Interpreting HRs accurately depends on understanding their statistical assumptions:

1. Proportional Hazards

The hazard ratio is assumed to be constant over time. This means the treatment effect is multiplicative and does not change during the follow-up period.

2. Independent Censoring

Censoring must be unrelated to the likelihood of experiencing the event.

3. Homogeneous Treatment Effect

Assumes the treatment effect is uniform across all subgroups unless interaction terms are specified.

Limitations of Hazard Ratios

Despite their usefulness, HRs have several important limitations:

1. Difficult to Interpret Clinically

HRs are relative measures and don’t give direct insight into absolute survival benefits or risks.

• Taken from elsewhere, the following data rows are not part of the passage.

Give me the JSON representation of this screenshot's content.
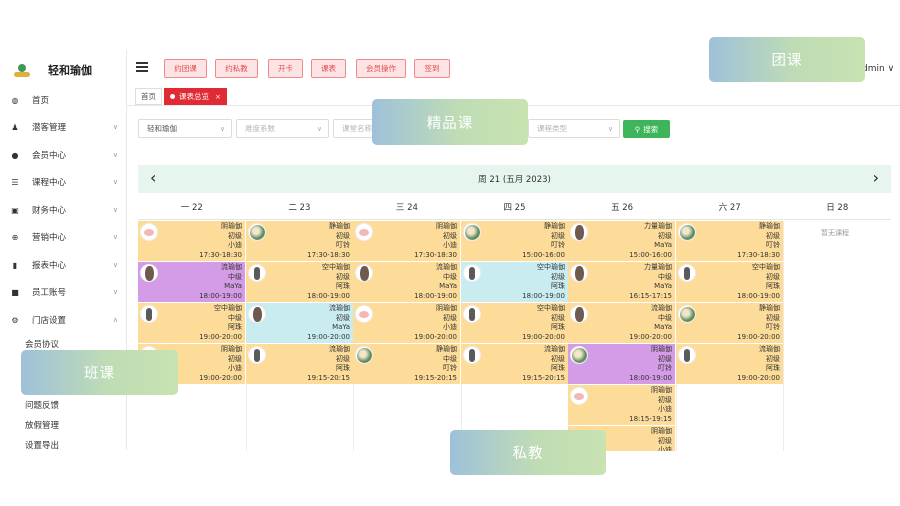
{
  "app": {
    "name": "轻和瑜伽",
    "user": "dmin"
  },
  "sidebar": {
    "items": [
      {
        "label": "首页",
        "icon": "dashboard-icon"
      },
      {
        "label": "潜客管理",
        "icon": "user-plus-icon"
      },
      {
        "label": "会员中心",
        "icon": "user-icon"
      },
      {
        "label": "课程中心",
        "icon": "list-icon"
      },
      {
        "label": "财务中心",
        "icon": "wallet-icon"
      },
      {
        "label": "营销中心",
        "icon": "target-icon"
      },
      {
        "label": "报表中心",
        "icon": "bar-chart-icon"
      },
      {
        "label": "员工账号",
        "icon": "lock-icon"
      },
      {
        "label": "门店设置",
        "icon": "gear-icon"
      }
    ],
    "subitems": [
      "会员协议",
      "问题反馈",
      "放假管理",
      "设置导出"
    ]
  },
  "toolbar": {
    "buttons": [
      "约团课",
      "约私教",
      "开卡",
      "课表",
      "会员操作",
      "签到"
    ]
  },
  "tabs": [
    {
      "label": "首页"
    },
    {
      "label": "课表总览",
      "close": "×"
    }
  ],
  "filters": {
    "store": "轻和瑜伽",
    "difficulty_placeholder": "难度系数",
    "classroom_placeholder": "课堂名称",
    "type_placeholder": "课程类型",
    "search_label": "搜索"
  },
  "calendar": {
    "title": "周 21 (五月 2023)",
    "prev": "‹",
    "next": "›",
    "days": [
      "一 22",
      "二 23",
      "三 24",
      "四 25",
      "五 26",
      "六 27",
      "日 28"
    ],
    "empty_text": "暂无课程",
    "classes": [
      {
        "day": 0,
        "row": 0,
        "name": "阴瑜伽",
        "level": "初级",
        "teacher": "小迪",
        "time": "17:30-18:30",
        "color": "yellow",
        "avatar": "pink"
      },
      {
        "day": 1,
        "row": 0,
        "name": "静瑜伽",
        "level": "初级",
        "teacher": "叮铃",
        "time": "17:30-18:30",
        "color": "yellow",
        "avatar": "green"
      },
      {
        "day": 2,
        "row": 0,
        "name": "阴瑜伽",
        "level": "初级",
        "teacher": "小迪",
        "time": "17:30-18:30",
        "color": "yellow",
        "avatar": "pink"
      },
      {
        "day": 3,
        "row": 0,
        "name": "静瑜伽",
        "level": "初级",
        "teacher": "叮铃",
        "time": "15:00-16:00",
        "color": "yellow",
        "avatar": "green"
      },
      {
        "day": 4,
        "row": 0,
        "name": "力量瑜伽",
        "level": "初级",
        "teacher": "MaYa",
        "time": "15:00-16:00",
        "color": "yellow",
        "avatar": "hair"
      },
      {
        "day": 5,
        "row": 0,
        "name": "静瑜伽",
        "level": "初级",
        "teacher": "叮铃",
        "time": "17:30-18:30",
        "color": "yellow",
        "avatar": "green"
      },
      {
        "day": 0,
        "row": 1,
        "name": "流瑜伽",
        "level": "中级",
        "teacher": "MaYa",
        "time": "18:00-19:00",
        "color": "purple",
        "avatar": "hair"
      },
      {
        "day": 1,
        "row": 1,
        "name": "空中瑜伽",
        "level": "初级",
        "teacher": "阿珠",
        "time": "18:00-19:00",
        "color": "yellow",
        "avatar": "sil"
      },
      {
        "day": 2,
        "row": 1,
        "name": "流瑜伽",
        "level": "中级",
        "teacher": "MaYa",
        "time": "18:00-19:00",
        "color": "yellow",
        "avatar": "hair"
      },
      {
        "day": 3,
        "row": 1,
        "name": "空中瑜伽",
        "level": "初级",
        "teacher": "阿珠",
        "time": "18:00-19:00",
        "color": "cyan",
        "avatar": "sil"
      },
      {
        "day": 4,
        "row": 1,
        "name": "力量瑜伽",
        "level": "中级",
        "teacher": "MaYa",
        "time": "16:15-17:15",
        "color": "yellow",
        "avatar": "hair"
      },
      {
        "day": 5,
        "row": 1,
        "name": "空中瑜伽",
        "level": "初级",
        "teacher": "阿珠",
        "time": "18:00-19:00",
        "color": "yellow",
        "avatar": "sil"
      },
      {
        "day": 0,
        "row": 2,
        "name": "空中瑜伽",
        "level": "中级",
        "teacher": "阿珠",
        "time": "19:00-20:00",
        "color": "yellow",
        "avatar": "sil"
      },
      {
        "day": 1,
        "row": 2,
        "name": "流瑜伽",
        "level": "初级",
        "teacher": "MaYa",
        "time": "19:00-20:00",
        "color": "cyan",
        "avatar": "hair"
      },
      {
        "day": 2,
        "row": 2,
        "name": "阴瑜伽",
        "level": "初级",
        "teacher": "小迪",
        "time": "19:00-20:00",
        "color": "yellow",
        "avatar": "pink"
      },
      {
        "day": 3,
        "row": 2,
        "name": "空中瑜伽",
        "level": "初级",
        "teacher": "阿珠",
        "time": "19:00-20:00",
        "color": "yellow",
        "avatar": "sil"
      },
      {
        "day": 4,
        "row": 2,
        "name": "流瑜伽",
        "level": "中级",
        "teacher": "MaYa",
        "time": "19:00-20:00",
        "color": "yellow",
        "avatar": "hair"
      },
      {
        "day": 5,
        "row": 2,
        "name": "静瑜伽",
        "level": "初级",
        "teacher": "叮铃",
        "time": "19:00-20:00",
        "color": "yellow",
        "avatar": "green"
      },
      {
        "day": 0,
        "row": 3,
        "name": "阴瑜伽",
        "level": "初级",
        "teacher": "小迪",
        "time": "19:00-20:00",
        "color": "yellow",
        "avatar": "pink"
      },
      {
        "day": 1,
        "row": 3,
        "name": "流瑜伽",
        "level": "初级",
        "teacher": "阿珠",
        "time": "19:15-20:15",
        "color": "yellow",
        "avatar": "sil"
      },
      {
        "day": 2,
        "row": 3,
        "name": "静瑜伽",
        "level": "中级",
        "teacher": "叮铃",
        "time": "19:15-20:15",
        "color": "yellow",
        "avatar": "green"
      },
      {
        "day": 3,
        "row": 3,
        "name": "流瑜伽",
        "level": "初级",
        "teacher": "阿珠",
        "time": "19:15-20:15",
        "color": "yellow",
        "avatar": "sil"
      },
      {
        "day": 4,
        "row": 3,
        "name": "阴瑜伽",
        "level": "初级",
        "teacher": "叮铃",
        "time": "18:00-19:00",
        "color": "purple",
        "avatar": "green"
      },
      {
        "day": 5,
        "row": 3,
        "name": "流瑜伽",
        "level": "初级",
        "teacher": "阿珠",
        "time": "19:00-20:00",
        "color": "yellow",
        "avatar": "sil"
      },
      {
        "day": 4,
        "row": 4,
        "name": "阴瑜伽",
        "level": "初级",
        "teacher": "小迪",
        "time": "18:15-19:15",
        "color": "yellow",
        "avatar": "pink"
      },
      {
        "day": 4,
        "row": 5,
        "name": "阴瑜伽",
        "level": "初级",
        "teacher": "小迪",
        "time": "",
        "color": "yellow",
        "avatar": ""
      }
    ]
  },
  "overlays": [
    "团课",
    "精品课",
    "班课",
    "私教"
  ],
  "colors": {
    "accent_red": "#e02a34",
    "search_green": "#3eb55b",
    "class_yellow": "#fcdc98",
    "class_purple": "#d49be6",
    "class_cyan": "#c9ecf1"
  }
}
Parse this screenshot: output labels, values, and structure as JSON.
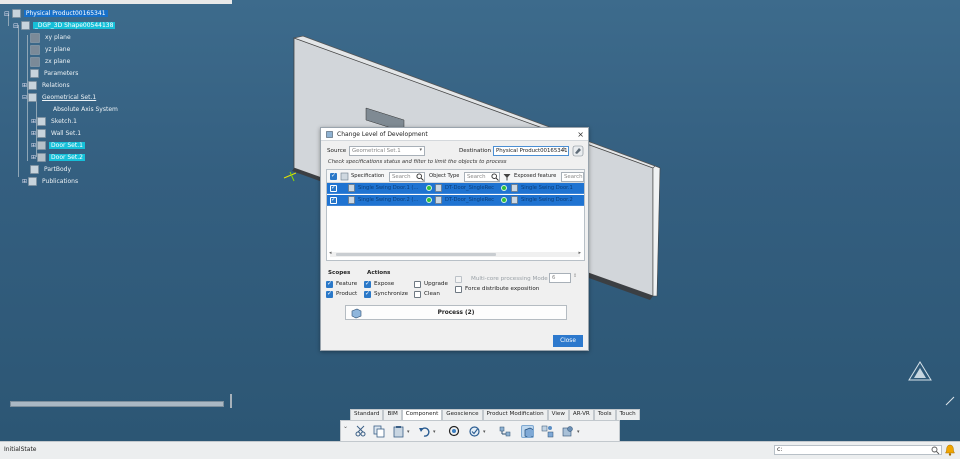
{
  "tree": {
    "root": "Physical Product00165341",
    "part": "_DGP_3D Shape00544138",
    "items": [
      "xy plane",
      "yz plane",
      "zx plane",
      "Parameters",
      "Relations",
      "Geometrical Set.1",
      "Absolute Axis System",
      "Sketch.1",
      "Wall Set.1",
      "Door Set.1",
      "Door Set.2",
      "PartBody",
      "Publications"
    ]
  },
  "dialog": {
    "title": "Change Level of Development",
    "close_symbol": "×",
    "source_label": "Source",
    "source_placeholder": "Geometrical Set.1",
    "destination_label": "Destination",
    "destination_value": "Physical Product00165341",
    "hint": "Check specifications status and filter to limit the objects to process",
    "columns": {
      "specification": "Specification",
      "object_type": "Object Type",
      "exposed_feature": "Exposed feature",
      "search_placeholder": "Search"
    },
    "rows": [
      {
        "specification": "Single Swing Door.1 (...",
        "object_type": "DT-Door_SingleRec",
        "exposed_feature": "Single Swing Door.1"
      },
      {
        "specification": "Single Swing Door.2 (...",
        "object_type": "DT-Door_SingleRec",
        "exposed_feature": "Single Swing Door.2"
      }
    ],
    "scopes_label": "Scopes",
    "actions_label": "Actions",
    "scope_feature": "Feature",
    "scope_product": "Product",
    "action_expose": "Expose",
    "action_synchronize": "Synchronize",
    "action_upgrade": "Upgrade",
    "action_clean": "Clean",
    "multicore_label": "Multi-core processing Mode",
    "multicore_value": "6",
    "force_label": "Force distribute exposition",
    "process_button": "Process (2)",
    "close_button": "Close"
  },
  "tabs": [
    "Standard",
    "BIM",
    "Component",
    "Geoscience",
    "Product Modification",
    "View",
    "AR-VR",
    "Tools",
    "Touch"
  ],
  "active_tab": "Component",
  "status": {
    "text": "InitialState",
    "command_value": "c:"
  },
  "colors": {
    "selection": "#1f73d1",
    "tree_highlight": "#16c0d9",
    "viewport": "#345f80"
  }
}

2. Violation of Proportional Hazards Assumption

When survival curves cross or the effect changes over time, HRs become invalid or misleading.

3. Lack of Temporal Insight

HRs don’t reveal when the treatment benefit occurs—early, late, or throughout follow-up.

4. Inapplicability in Non-Proportional Data

In such cases, alternative metrics like Restricted Mean Survival Time (RMST) may be more appropriate.

5. Susceptibility to Covariate Misspecification

Omitting key covariates can bias HR estimates or mask treatment effects.

Example: Oncology Trial Interpretation

In a lung cancer trial comparing Drug A with standard chemotherapy, the Cox model reported an HR of 0.68 (95% CI: 0.55–0.84, p < 0.01). This suggests a 32% reduction in the risk of death for Drug A. However, Kaplan-Meier curves showed that survival curves diverged only after six months, indicating a delayed treatment effect.

In such cases, reliance solely on the HR may mask the time-specific nature of the treatment effect. It is recommended to supplement with graphical and alternative metrics like RMST.

Reporting Hazard Ratios: Regulatory Expectations

Regulatory bodies such as CDSCO and EMA expect detailed reporting of HRs along with their context:

• Include Kaplan-Meier plots to visualize HR interpretation
• Always report 95% confidence intervals and p-values
• Discuss proportional hazards assumption and any violations
• Provide subgroup analyses if treatment heterogeneity is suspected
• Use pharmaceutical SOP templates for consistent reporting

When Not to Use Hazard Ratios

• When the treatment effect is not proportional over time
• When survival curves cross
• When absolute risk differences are more relevant for clinicians
• When interpretability of timing is crucial (e.g., early vs late benefit)

Best Practices in Using Hazard Ratios

1. Always pair HR with Kaplan-Meier and absolute risk metrics
2. Validate the proportional hazards assumption using plots and statistical tests
3. Report HRs with CI and p-values
4. Use time-dependent Cox models if the effect changes over time
5. Educate clinical and regulatory stakeholders on proper interpretation
6. Align reporting with pharma validation and data integrity protocols

Conclusion: Use Hazard Ratios Wisely and Transparently

Hazard ratios remain a powerful tool in clinical trial statistics. However, their interpretation requires statistical awareness and clinical caution. They must be contextualized with graphical data, validated assumptions, and alternative metrics where necessary. Regulatory compliance and scientific clarity demand not just correct computation of HRs, but thoughtful presentation and discussion tailored to time-to-event dynamics in real-world trials.